I walked further into the house while Merla described her difficult son. Ketson’s room was in the rear of the single-story house. I sat on the child’s bed, though it was large enough for a human man. Merla clinked a kettle onto the stove to boil water for tea while Rikki and Jarah explained further what happened to the village. I pulled my boots off one at a time.
A fistful of sand had gathered in my left boot, and I tipped it onto the floor. It piled into a small dune on the palmwood slats.
Then, it moved. I blinked back my exhaustion and stared again, watching those grains begin to swirl of their own accord. No window sat open to let in a summer night breeze. Yet, the sand twirled with a life all its own, forming a small cylinder that swirled slow and constant.
Perhaps the settled walls of an old house admit a draft. I stomped on the small sand pile with my bare foot and spread it wide until the grains fell between the floor beams. I left Ketson’s room and joined the others in the kitchen, leaning against the wall beside Jarah’s chair for want of a vacant seat.
“… we tried to dedicate the temple to Redelia, right there in the plaza.” Rikki said.
“I’m not surprised the island rejected her,” Merla said. “This island belongs to Okkor.”
“You mentioned him when we first met,” I said. “Who is he, really?”
“He was the god of gods,” Merla said. “And he was good.”
“The head of a holy pantheon?” I asked.
She frowned. “He was not their father, or their ruler. He was their spiritual leader, their mentor, and their guide.
“The addition of gods to the pantheon is a rare and special occasion,” she continued. “Okkor ushered in many divine
souls during his time on our island, adding his energy to their own so they might learn and grow in healthy confidence.”
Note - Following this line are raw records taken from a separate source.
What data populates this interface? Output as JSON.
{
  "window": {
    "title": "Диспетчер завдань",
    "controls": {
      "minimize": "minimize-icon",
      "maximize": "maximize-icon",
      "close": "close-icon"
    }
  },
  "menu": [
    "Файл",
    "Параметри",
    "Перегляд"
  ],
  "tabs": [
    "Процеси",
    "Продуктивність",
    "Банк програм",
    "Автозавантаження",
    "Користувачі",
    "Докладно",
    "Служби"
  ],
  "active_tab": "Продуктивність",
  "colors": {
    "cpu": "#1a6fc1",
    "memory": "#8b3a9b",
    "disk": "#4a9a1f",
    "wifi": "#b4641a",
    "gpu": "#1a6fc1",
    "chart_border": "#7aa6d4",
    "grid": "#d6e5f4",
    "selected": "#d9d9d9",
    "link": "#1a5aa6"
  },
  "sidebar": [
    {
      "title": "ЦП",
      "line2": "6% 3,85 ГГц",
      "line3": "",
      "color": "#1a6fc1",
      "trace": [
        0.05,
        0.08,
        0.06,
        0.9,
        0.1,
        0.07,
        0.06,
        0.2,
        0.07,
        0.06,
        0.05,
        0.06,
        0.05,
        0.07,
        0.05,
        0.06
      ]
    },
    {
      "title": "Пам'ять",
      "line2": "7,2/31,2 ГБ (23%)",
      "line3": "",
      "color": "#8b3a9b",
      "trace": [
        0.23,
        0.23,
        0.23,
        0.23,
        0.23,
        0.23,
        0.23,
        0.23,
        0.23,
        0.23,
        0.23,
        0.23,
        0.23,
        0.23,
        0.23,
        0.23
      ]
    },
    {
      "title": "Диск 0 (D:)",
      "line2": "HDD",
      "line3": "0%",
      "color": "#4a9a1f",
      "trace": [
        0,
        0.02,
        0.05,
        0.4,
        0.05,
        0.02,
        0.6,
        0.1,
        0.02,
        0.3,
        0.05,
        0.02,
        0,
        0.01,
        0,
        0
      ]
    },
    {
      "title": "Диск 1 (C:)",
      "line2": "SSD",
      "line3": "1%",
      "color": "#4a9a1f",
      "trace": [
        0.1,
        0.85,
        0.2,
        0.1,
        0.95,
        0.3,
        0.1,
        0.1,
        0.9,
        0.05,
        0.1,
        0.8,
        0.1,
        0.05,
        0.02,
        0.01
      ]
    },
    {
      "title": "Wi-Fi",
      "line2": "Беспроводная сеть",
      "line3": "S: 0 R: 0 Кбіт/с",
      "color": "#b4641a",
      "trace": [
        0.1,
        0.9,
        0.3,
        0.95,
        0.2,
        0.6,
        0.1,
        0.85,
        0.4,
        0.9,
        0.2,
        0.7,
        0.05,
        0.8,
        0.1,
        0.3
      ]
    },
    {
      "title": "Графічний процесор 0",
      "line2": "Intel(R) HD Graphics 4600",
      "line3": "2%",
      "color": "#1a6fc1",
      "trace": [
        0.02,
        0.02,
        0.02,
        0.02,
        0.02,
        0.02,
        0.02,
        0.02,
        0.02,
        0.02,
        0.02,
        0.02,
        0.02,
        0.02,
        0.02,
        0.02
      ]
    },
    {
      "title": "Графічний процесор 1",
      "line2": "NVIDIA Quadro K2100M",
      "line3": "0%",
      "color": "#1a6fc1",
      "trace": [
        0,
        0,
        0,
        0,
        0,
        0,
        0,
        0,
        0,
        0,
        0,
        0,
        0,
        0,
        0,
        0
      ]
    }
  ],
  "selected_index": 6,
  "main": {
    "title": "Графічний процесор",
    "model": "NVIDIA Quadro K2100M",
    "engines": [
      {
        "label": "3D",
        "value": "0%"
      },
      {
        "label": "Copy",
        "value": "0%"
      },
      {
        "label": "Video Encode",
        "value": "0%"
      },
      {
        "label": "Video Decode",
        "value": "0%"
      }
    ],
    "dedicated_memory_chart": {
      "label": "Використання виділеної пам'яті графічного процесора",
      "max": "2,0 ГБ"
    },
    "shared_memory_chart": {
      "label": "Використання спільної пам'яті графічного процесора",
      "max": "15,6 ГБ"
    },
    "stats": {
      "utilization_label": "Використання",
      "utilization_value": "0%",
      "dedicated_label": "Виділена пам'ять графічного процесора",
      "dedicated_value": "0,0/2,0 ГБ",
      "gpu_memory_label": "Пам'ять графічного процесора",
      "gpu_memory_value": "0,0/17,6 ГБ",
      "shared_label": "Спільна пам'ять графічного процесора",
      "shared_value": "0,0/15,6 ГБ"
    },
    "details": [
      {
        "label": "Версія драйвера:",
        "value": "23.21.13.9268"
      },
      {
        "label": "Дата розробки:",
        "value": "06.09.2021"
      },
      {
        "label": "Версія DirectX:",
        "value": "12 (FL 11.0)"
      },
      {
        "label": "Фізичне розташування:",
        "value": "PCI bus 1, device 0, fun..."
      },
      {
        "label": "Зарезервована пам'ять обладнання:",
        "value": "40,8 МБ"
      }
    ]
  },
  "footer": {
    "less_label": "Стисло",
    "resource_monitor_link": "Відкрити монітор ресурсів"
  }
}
“The gods gain power from pleasure,” Rikki said. “What did he extract in exchange for his divine spark?”
“That’s what made him so good,” Merla said. “Nothing. There is pleasure in help freely given, and he gave it with a smile and an open hand. Their gratitude lifted him up, expanding his power greatly even as he expanded the power of others. He was charitable and wise.”
“But gone,” Jarah said. “In all my years on this island, I have never seen Okkor or evidence of his hand.”
“He cannot be gone,” Merla said. “He built this island from a single pebble on the ocean’s floor. He carved the mountain and its cliffs with his pinky nail. His mighty call drew the birds that brought the seeds that grew into the palms and ferns.
“Okkor was our patron,” she continued. “He has been quiet, yes, but he would not leave us or his creation. So long as he stays, this land is loyal to him alone.”
“He is a myth,” Jarah said. “A creation story to make our people believe our land holds a special place in the divine order. How could a single god wield so much power to grow an island from one small stone? Tonight’s tragedy proves it; this is an island like any other. Or worse than any other. This island is forsaken.”
Again, Merla frowned, but sadness fled her face quickly. “They’ll return. Okkor wouldn’t let his favorite people suffer long. You’ll see.”
When Merla turned her back, Rikki pulled a bottle from a nearby shelf. She grinned and twisted off its cork, pouring a generous amount of thick, brown liquor into every mug of hot tea before stowing the bottle away again. I smiled and lifted my tea from the table. Its floral base had hints of dark fruits, all sharpened by a brisk jolt of liquid fire thanks to my sticky-fingered satyress.
Jarah took a deep breath and pushed her cup across the table rather than drink it. “Thank you for your hospitality, Merla. I think I’ll sit for a while by the front door, just to be sure all stays quiet.”